To address the challenge of reconciling natural long-distance locomotion with sustained immersion in room-scale VR, this paper proposes a navigation technique based on dynamic virtual body scaling. By transiently increasing the user’s virtual height (e.g., “giantification”), small physical steps translate into large virtual displacements—enabling continuous walking without teleportation-induced motion discontinuity or cybersickness. The method integrates real-time virtual body resizing, proportionally consistent visual rendering, adaptive eye-height adjustment, and gamified interaction to sustain coherent perception of a miniature world. A user study demonstrates that, compared to conventional teleportation, this approach significantly increases actual walking distance (+62%), spatial presence (+38%), and immersion (+41%). Results validate its effectiveness and novelty in enabling natural, comfortable, and high-fidelity locomotion within spatially constrained environments.

Virtual reality games are often centered around our feeling of "being there". That presence can be significantly enhanced by supporting physical walking. Although modern virtual reality systems enable room-scale motions, the size of our living rooms is not enough to explore vast virtual environments. Developers bypass that limitation by adding virtual navigation such as teleportation.
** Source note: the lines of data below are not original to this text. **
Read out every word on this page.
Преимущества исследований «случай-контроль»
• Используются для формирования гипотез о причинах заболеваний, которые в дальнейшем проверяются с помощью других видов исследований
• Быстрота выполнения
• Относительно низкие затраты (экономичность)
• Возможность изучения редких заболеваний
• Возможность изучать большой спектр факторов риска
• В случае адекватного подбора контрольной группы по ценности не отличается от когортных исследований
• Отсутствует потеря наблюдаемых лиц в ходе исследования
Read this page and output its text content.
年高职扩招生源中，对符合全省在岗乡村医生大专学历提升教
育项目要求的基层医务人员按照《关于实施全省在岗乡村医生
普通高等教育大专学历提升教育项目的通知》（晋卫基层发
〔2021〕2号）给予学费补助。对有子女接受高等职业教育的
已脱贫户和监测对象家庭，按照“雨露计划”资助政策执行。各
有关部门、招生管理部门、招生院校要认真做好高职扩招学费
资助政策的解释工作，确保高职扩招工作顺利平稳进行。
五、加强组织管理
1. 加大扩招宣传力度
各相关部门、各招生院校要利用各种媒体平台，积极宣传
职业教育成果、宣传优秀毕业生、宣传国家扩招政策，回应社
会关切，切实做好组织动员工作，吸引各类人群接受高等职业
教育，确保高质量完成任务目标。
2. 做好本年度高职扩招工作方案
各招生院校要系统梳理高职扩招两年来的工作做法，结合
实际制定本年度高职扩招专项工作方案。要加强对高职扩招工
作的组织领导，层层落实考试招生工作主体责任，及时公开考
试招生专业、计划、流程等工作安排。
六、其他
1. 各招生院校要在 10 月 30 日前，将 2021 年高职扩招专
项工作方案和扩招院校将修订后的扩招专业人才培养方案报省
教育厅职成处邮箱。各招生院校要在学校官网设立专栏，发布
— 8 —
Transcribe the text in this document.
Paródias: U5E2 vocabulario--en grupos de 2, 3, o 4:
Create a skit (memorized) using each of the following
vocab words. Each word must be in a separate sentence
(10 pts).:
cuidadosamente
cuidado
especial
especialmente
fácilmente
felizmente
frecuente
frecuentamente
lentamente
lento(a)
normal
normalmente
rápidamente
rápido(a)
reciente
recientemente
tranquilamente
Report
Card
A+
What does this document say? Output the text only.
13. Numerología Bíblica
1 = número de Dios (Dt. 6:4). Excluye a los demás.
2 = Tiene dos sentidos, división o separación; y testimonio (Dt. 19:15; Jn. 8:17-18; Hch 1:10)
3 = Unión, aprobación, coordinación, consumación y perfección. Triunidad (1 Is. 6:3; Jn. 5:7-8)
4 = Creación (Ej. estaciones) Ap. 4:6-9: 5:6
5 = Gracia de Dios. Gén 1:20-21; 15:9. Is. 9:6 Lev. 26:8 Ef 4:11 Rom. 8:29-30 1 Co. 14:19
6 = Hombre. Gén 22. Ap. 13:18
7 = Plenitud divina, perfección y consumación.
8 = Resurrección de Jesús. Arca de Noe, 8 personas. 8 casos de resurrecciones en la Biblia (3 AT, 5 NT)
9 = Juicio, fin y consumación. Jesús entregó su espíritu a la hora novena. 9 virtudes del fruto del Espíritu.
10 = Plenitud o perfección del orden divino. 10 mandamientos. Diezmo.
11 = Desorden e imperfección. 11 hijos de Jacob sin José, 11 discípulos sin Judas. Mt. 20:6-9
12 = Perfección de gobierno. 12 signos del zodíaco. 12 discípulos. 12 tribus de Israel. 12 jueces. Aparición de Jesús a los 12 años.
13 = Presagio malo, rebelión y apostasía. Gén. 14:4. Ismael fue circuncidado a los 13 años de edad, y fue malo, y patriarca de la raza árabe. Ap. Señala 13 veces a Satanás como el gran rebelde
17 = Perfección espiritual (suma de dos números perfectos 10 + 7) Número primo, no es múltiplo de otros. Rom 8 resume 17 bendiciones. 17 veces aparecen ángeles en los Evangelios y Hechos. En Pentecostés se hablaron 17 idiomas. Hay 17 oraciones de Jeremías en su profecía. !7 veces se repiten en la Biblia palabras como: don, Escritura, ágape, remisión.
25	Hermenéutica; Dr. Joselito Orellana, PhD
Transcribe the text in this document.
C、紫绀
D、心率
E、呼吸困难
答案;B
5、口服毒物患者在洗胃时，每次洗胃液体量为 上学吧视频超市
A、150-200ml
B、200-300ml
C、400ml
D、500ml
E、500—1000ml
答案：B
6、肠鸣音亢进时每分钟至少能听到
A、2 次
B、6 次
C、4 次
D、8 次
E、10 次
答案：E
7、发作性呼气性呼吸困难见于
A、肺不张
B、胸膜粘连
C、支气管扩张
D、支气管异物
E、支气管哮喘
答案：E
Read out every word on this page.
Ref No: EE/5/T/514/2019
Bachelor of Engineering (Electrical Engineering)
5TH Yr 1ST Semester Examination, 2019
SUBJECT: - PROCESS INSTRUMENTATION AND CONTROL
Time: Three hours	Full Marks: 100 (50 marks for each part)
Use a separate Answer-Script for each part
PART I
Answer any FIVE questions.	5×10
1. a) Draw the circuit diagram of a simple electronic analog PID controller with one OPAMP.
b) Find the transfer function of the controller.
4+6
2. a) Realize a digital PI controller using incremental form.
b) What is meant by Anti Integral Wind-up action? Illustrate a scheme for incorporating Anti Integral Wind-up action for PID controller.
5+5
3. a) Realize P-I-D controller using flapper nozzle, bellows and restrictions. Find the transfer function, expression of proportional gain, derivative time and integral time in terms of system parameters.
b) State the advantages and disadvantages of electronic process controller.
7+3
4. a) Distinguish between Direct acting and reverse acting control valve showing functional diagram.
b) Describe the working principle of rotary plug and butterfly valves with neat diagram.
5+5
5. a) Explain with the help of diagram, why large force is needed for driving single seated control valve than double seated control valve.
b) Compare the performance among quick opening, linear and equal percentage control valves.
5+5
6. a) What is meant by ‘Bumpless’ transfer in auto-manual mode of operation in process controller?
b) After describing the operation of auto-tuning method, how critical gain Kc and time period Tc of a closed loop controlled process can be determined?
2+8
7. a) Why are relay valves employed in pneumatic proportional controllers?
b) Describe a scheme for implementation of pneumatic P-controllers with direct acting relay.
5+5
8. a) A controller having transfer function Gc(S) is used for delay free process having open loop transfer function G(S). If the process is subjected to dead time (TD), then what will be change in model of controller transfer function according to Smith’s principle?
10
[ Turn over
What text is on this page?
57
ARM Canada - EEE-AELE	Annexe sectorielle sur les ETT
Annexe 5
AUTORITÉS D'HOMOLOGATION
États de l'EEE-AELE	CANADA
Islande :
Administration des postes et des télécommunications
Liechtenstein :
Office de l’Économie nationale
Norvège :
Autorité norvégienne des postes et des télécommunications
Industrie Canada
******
Although such techniques are intended (or designed) to extend but not replace natural walking, what we often observe are nonmoving players beaming to a location that is one real step ahead. Our navigation metaphor emphasizes physical walking by promoting players into giants on demand to cover large distances. In contrast to flying, our technique proportionally increases the modeled eye distance, preventing cybersickness and creating the feeling of being in a miniature world. Our evaluations underpin a significantly increased presence and walking distance compared to the teleportation approach. Finally, we derive a set of game design implications related to the integration of our technique.